What supplies R ventricle
Acute marginal artery
What does the PDA/interventricular artery do
Supplies posterior 1/3 of interventricular septum and posterior walls of ventricles.
What happens to CO with increasing HR
Less diastolic filling time leads to decreased CO
Increased pulse pressure in what diseases
Hyperthyroid, aortic regurgitation, ateriosclerosis, obstructive sleep apnea (inc. sympathetic tone), exercise (transiently)
Decreased pulse pressure in what diseases
Aortic stenosis, cardiogenic shock, cardiac tamponade, advanced HF
How to calculate MAP
MAP=COxTPR
2/3 diastolic pressure + 1/3 systolic pressure.
What is the point of MAP
The heart is in diastole longer than systole so it is counted more.
MAP stands for
mean arterial pressure
CO formula
=Stroke Volume (SV) x HR (HR)
What is the Fick principle
Calculating CO = Rate of O2 consumption/(arterial O2 content-venous O2 content)
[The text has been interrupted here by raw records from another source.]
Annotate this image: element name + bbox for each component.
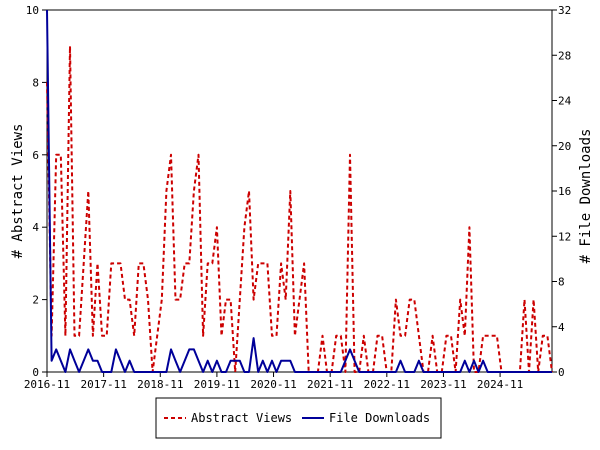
left-tick-label: 4 [32,221,39,234]
series-layer [46,9,553,373]
right-tick-label: 12 [558,230,571,243]
right-tick-label: 16 [558,185,571,198]
series-line-abstract-views [46,45,553,373]
x-tick-label: 2022-11 [364,378,410,391]
left-tick-label: 2 [32,294,39,307]
right-tick-label: 4 [558,321,565,334]
right-tick-label: 32 [558,4,571,17]
x-tick-label: 2023-11 [420,378,466,391]
x-axis: 2016-11 2017-11 2018-11 2019-11 2020-11 2021-… [24,372,523,391]
left-tick-label: 0 [32,366,39,379]
legend: Abstract Views File Downloads [155,397,442,439]
x-tick-label: 2016-11 [24,378,70,391]
right-axis-title: # File Downloads [578,129,594,264]
left-axis-title: # Abstract Views [10,124,26,259]
left-tick-label: 10 [26,4,39,17]
right-y-axis: 0 4 8 12 16 20 24 28 32 [552,4,572,379]
x-tick-label: 2017-11 [80,378,126,391]
right-tick-label: 8 [558,276,565,289]
right-tick-label: 0 [558,366,565,379]
plot-area [46,9,553,373]
x-tick-label: 2021-11 [307,378,353,391]
x-tick-label: 2019-11 [194,378,240,391]
legend-label-file-downloads: File Downloads [329,411,430,425]
x-tick-label: 2018-11 [137,378,183,391]
right-tick-label: 24 [558,95,572,108]
right-tick-label: 28 [558,49,571,62]
left-tick-label: 8 [32,76,39,89]
legend-label-abstract-views: Abstract Views [191,411,292,425]
x-tick-label: 2020-11 [250,378,296,391]
legend-box [155,397,442,439]
right-tick-label: 20 [558,140,571,153]
left-y-axis: 0 2 4 6 8 10 [26,4,47,379]
series-line-file-downloads [46,9,552,373]
left-tick-label: 6 [32,149,39,162]
x-tick-label: 2024-11 [477,378,523,391]
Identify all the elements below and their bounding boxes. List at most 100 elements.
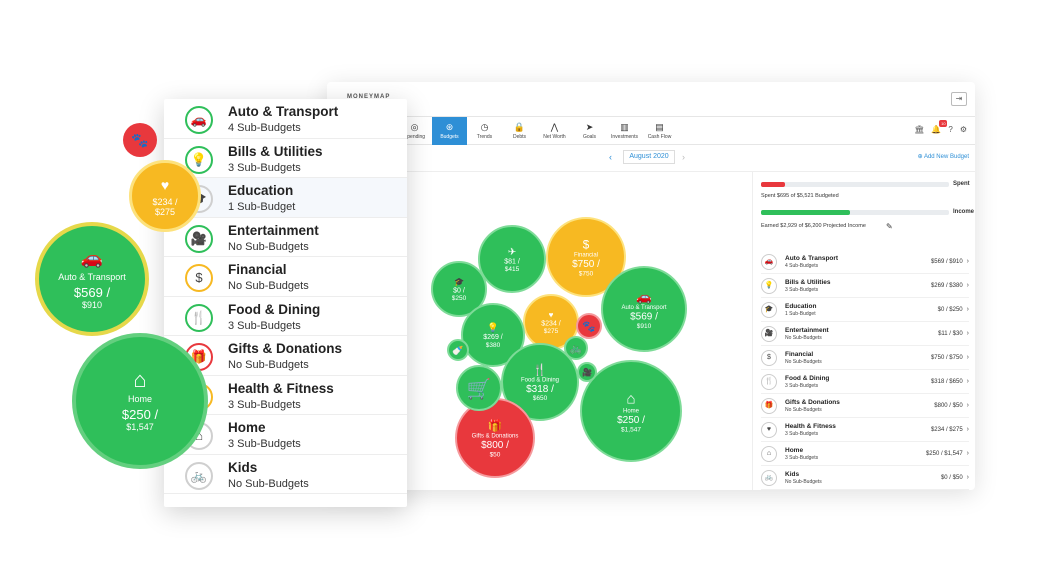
category-name: Entertainment (228, 222, 319, 238)
bank-icon[interactable]: 🏛 (914, 125, 925, 134)
budget-row[interactable]: ♥ Health & Fitness 3 Sub-Budgets $234 / $27… (761, 418, 969, 442)
category-row[interactable]: 🎥 Entertainment No Sub-Budgets (164, 218, 407, 257)
bubble-circle (577, 362, 597, 382)
auto-label: Auto & Transport (58, 272, 126, 282)
bubble-total: $910 (637, 323, 652, 330)
tab-net-worth[interactable]: ⋀ Net Worth (537, 117, 572, 145)
add-budget-button[interactable]: ⊕ Add New Budget (917, 154, 969, 160)
category-name: Gifts & Donations (228, 341, 342, 356)
budget-row[interactable]: 🎁 Gifts & Donations No Sub-Budgets $800 / $… (761, 394, 969, 418)
bubble-icon: 🎥 (582, 367, 592, 377)
category-sub: No Sub-Budgets (228, 477, 309, 490)
add-budget-label: Add New Budget (923, 154, 969, 160)
budget-bubble[interactable]: 🍴Food & Dining$318 /$650 (501, 343, 579, 421)
budget-bubble[interactable]: 🛒 (456, 365, 502, 411)
category-name: Financial (228, 262, 287, 277)
budget-bubble[interactable]: ⌂Home$250 /$1,547 (580, 360, 682, 462)
budget-amount: $318 / $650 (930, 378, 963, 385)
budget-bubble[interactable]: $Financial$750 /$750 (546, 217, 626, 297)
bubble-amount: $234 / (541, 321, 561, 328)
budget-row[interactable]: 🚲 Kids No Sub-Budgets $0 / $50 › (761, 466, 969, 490)
bubble-total: $250 (452, 295, 467, 302)
spending-icon: ◎ (410, 122, 419, 132)
budget-list: 🚗 Auto & Transport 4 Sub-Budgets $569 / $91… (761, 250, 969, 490)
notification-badge: 10 (939, 120, 948, 127)
budget-row[interactable]: $ Financial No Sub-Budgets $750 / $750 › (761, 346, 969, 370)
budget-bubble[interactable]: 💡$269 /$380 (461, 303, 525, 367)
bubble-icon: 🍴 (533, 362, 547, 376)
car-icon: 🚗 (185, 106, 213, 134)
tab-cash-flow[interactable]: ▤ Cash Flow (642, 117, 677, 145)
budget-amount: $0 / $50 (940, 474, 963, 481)
category-name: Auto & Transport (228, 104, 339, 119)
budget-bubble[interactable]: 🚗Auto & Transport$569 /$910 (601, 266, 687, 352)
budget-bubble[interactable]: 🎁Gifts & Donations$800 /$50 (455, 398, 535, 478)
auto-bubble[interactable]: 🚗 Auto & Transport $569 / $910 (35, 222, 149, 336)
tab-label: Debts (512, 134, 527, 140)
budget-row-text: Financial No Sub-Budgets (785, 351, 931, 365)
budget-row[interactable]: 🎓 Education 1 Sub-Budget $0 / $250 › (761, 298, 969, 322)
category-row[interactable]: 💡 Bills & Utilities 3 Sub-Budgets (164, 139, 407, 178)
tab-label: Cash Flow (647, 134, 672, 140)
tab-spending[interactable]: ◎ Spending (397, 117, 432, 145)
home-icon: ⌂ (761, 445, 777, 462)
category-row[interactable]: 🚗 Auto & Transport 4 Sub-Budgets (164, 99, 407, 139)
logout-icon[interactable]: ⇥ (951, 92, 967, 106)
camera-icon: 🎥 (761, 325, 777, 342)
tab-goals[interactable]: ➤ Goals (572, 117, 607, 145)
help-icon[interactable]: ? (948, 125, 953, 134)
budget-amount: $750 / $750 (930, 354, 963, 361)
budget-row-text: Kids No Sub-Budgets (785, 471, 941, 485)
investments-icon: ▥ (620, 122, 629, 132)
bell-icon[interactable]: 🔔 10 (931, 120, 948, 134)
tab-budgets[interactable]: ⊛ Budgets (432, 117, 467, 145)
bubble-total: $275 (544, 328, 559, 335)
pet-bubble[interactable]: 🐾 (123, 123, 157, 157)
budget-row-text: Gifts & Donations No Sub-Budgets (785, 399, 934, 413)
budget-bubble[interactable]: ✈$81 /$415 (478, 225, 546, 293)
tab-debts[interactable]: 🔒 Debts (502, 117, 537, 145)
health-bubble[interactable]: ♥ $234 / $275 (129, 160, 201, 232)
budget-row[interactable]: 💡 Bills & Utilities 3 Sub-Budgets $269 / $3… (761, 274, 969, 298)
bubble-label: Food & Dining (521, 377, 559, 383)
heart-pulse-icon: ♥ (761, 421, 777, 438)
category-row[interactable]: $ Financial No Sub-Budgets (164, 257, 407, 297)
budget-row[interactable]: 🎥 Entertainment No Sub-Budgets $11 / $30 › (761, 322, 969, 346)
chevron-left-icon[interactable]: ‹ (609, 152, 612, 162)
tab-investments[interactable]: ▥ Investments (607, 117, 642, 145)
budget-bubble[interactable]: 🐾 (576, 313, 602, 339)
budget-bubble[interactable]: 🚲 (564, 336, 588, 360)
budget-bubble[interactable]: 🍼 (447, 339, 469, 361)
category-sub: 3 Sub-Budgets (228, 161, 301, 174)
budget-row[interactable]: 🍴 Food & Dining 3 Sub-Budgets $318 / $650 › (761, 370, 969, 394)
budget-summary-panel: Spent Spent $695 of $5,521 Budgeted Inco… (753, 172, 975, 490)
paw-icon: 🐾 (131, 132, 149, 148)
month-label[interactable]: August 2020 (623, 150, 675, 164)
income-tag: Income (953, 209, 975, 215)
category-row[interactable]: 🚲 Kids No Sub-Budgets (164, 455, 407, 494)
category-row[interactable]: 🍴 Food & Dining 3 Sub-Budgets (164, 297, 407, 336)
category-name: Health & Fitness (228, 380, 334, 396)
budget-amount: $800 / $50 (934, 402, 963, 409)
budget-bubble[interactable]: 🎥 (577, 362, 597, 382)
auto-amount: $569 / (73, 285, 111, 300)
budget-bubble[interactable]: 🎓 $0 /$250 (431, 261, 487, 317)
budget-row-text: Auto & Transport 4 Sub-Budgets (785, 255, 931, 269)
pencil-icon[interactable]: ✎ (886, 222, 893, 231)
bubble-total: $750 (579, 270, 594, 277)
tab-trends[interactable]: ◷ Trends (467, 117, 502, 145)
app-window: MONEYMAP ⇥ ◎ Spending ⊛ Budgets ◷ Trends 🔒 Debt… (327, 82, 975, 490)
budget-amount: $234 / $275 (930, 426, 963, 433)
bubble-total: $380 (486, 342, 501, 349)
bubble-icon: ⌂ (626, 391, 635, 408)
home-bubble[interactable]: ⌂ Home $250 / $1,547 (72, 333, 208, 469)
budget-name: Food & Dining (785, 374, 830, 382)
chevron-right-icon: › (966, 258, 969, 265)
bubble-total: $650 (533, 395, 548, 402)
budget-row[interactable]: 🚗 Auto & Transport 4 Sub-Budgets $569 / $91… (761, 250, 969, 274)
category-name: Home (228, 420, 266, 435)
main-nav: ◎ Spending ⊛ Budgets ◷ Trends 🔒 Debts ⋀ Net Worth… (327, 116, 975, 145)
chevron-right-icon[interactable]: › (682, 152, 685, 162)
budget-row[interactable]: ⌂ Home 3 Sub-Budgets $250 / $1,547 › (761, 442, 969, 466)
gear-icon[interactable]: ⚙ (959, 125, 967, 134)
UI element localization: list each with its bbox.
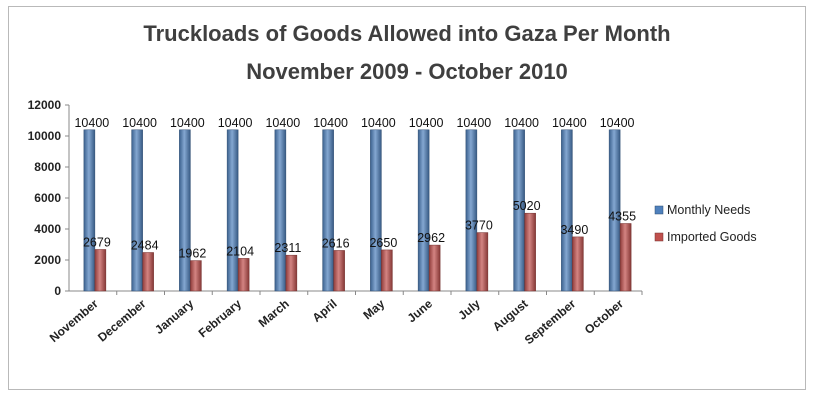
data-label: 10400 — [74, 116, 109, 130]
x-tick-label: May — [360, 296, 387, 322]
y-tick-label: 4000 — [34, 222, 61, 236]
y-tick-label: 6000 — [34, 191, 61, 205]
bar-imported-goods — [619, 223, 632, 292]
bar-chart: Truckloads of Goods Allowed into Gaza Pe… — [28, 21, 757, 347]
bar-imported-goods — [381, 249, 393, 292]
legend: Monthly Needs Imported Goods — [654, 203, 757, 244]
x-tick-label: November — [47, 296, 101, 345]
x-tick-label: August — [490, 297, 531, 334]
chart-subtitle: November 2009 - October 2010 — [246, 59, 568, 84]
data-label: 10400 — [456, 116, 491, 130]
data-label: 10400 — [409, 116, 444, 130]
x-tick-label: December — [95, 296, 149, 344]
bar-monthly-needs — [513, 129, 525, 292]
data-label: 3770 — [465, 219, 493, 233]
y-tick-label: 0 — [54, 284, 61, 298]
y-tick-label: 10000 — [28, 129, 62, 143]
x-tick-label: February — [196, 296, 245, 340]
legend-label: Monthly Needs — [667, 203, 750, 217]
data-label: 2311 — [274, 241, 301, 255]
x-tick-label: January — [152, 296, 197, 337]
data-label: 2104 — [226, 244, 254, 258]
bar-monthly-needs — [226, 129, 239, 292]
legend-swatch — [654, 232, 664, 242]
bar-monthly-needs — [131, 129, 143, 292]
x-tick-label: April — [310, 297, 340, 325]
x-tick-label: September — [522, 296, 579, 347]
data-label: 2962 — [417, 231, 445, 245]
bar-imported-goods — [524, 212, 536, 292]
data-label: 5020 — [513, 199, 541, 213]
y-tick-label: 2000 — [34, 253, 61, 267]
plot-area: 0 2000 4000 6000 8000 10000 12000 10400 2679 Nove… — [28, 98, 643, 347]
bar-monthly-needs — [179, 129, 191, 292]
data-label: 4355 — [608, 209, 636, 223]
bar-monthly-needs — [417, 129, 430, 292]
bar-imported-goods — [94, 249, 107, 292]
bar-imported-goods — [142, 252, 154, 292]
legend-swatch — [654, 205, 664, 215]
data-label: 3490 — [560, 223, 588, 237]
data-label: 2616 — [322, 236, 350, 250]
data-label: 1962 — [178, 247, 206, 261]
y-tick-label: 12000 — [28, 98, 62, 112]
data-label: 10400 — [265, 116, 300, 130]
data-label: 10400 — [552, 116, 587, 130]
bar-imported-goods — [285, 254, 298, 292]
x-tick-label: June — [405, 296, 436, 325]
chart-frame: Truckloads of Goods Allowed into Gaza Pe… — [8, 6, 806, 390]
x-tick-label: July — [455, 296, 483, 322]
legend-label: Imported Goods — [667, 230, 757, 244]
data-label: 10400 — [361, 116, 396, 130]
bar-monthly-needs — [370, 129, 382, 292]
x-tick-label: March — [256, 297, 292, 330]
data-label: 2679 — [83, 235, 111, 249]
bar-monthly-needs — [322, 129, 334, 292]
data-label: 10400 — [122, 116, 157, 130]
y-tick-label: 8000 — [34, 160, 61, 174]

How do catecholamines increase contracility
Increase activity of Ca2+ pump in SR
Are skeletal muscles the one that can contract several times in calcium free solution?
Yes. Cardiac cells get most calcium from ECF, not SR. Without
How to increase contracility
Catecholamines, inc. ICF Ca2+, dec. ECF Na+, digitalis (blocks Na/K ATPase)
how does digitalis increase contracility
Inhibits Na/K ATPase, increasing ICF Na+, which prevents Ca+ from leaving
How does Na-Ca2+ exchanger work
ICF Ca+ is exchanged for ECF Na+. Uses sodium gradient. 3 sodiums in for one calcium out.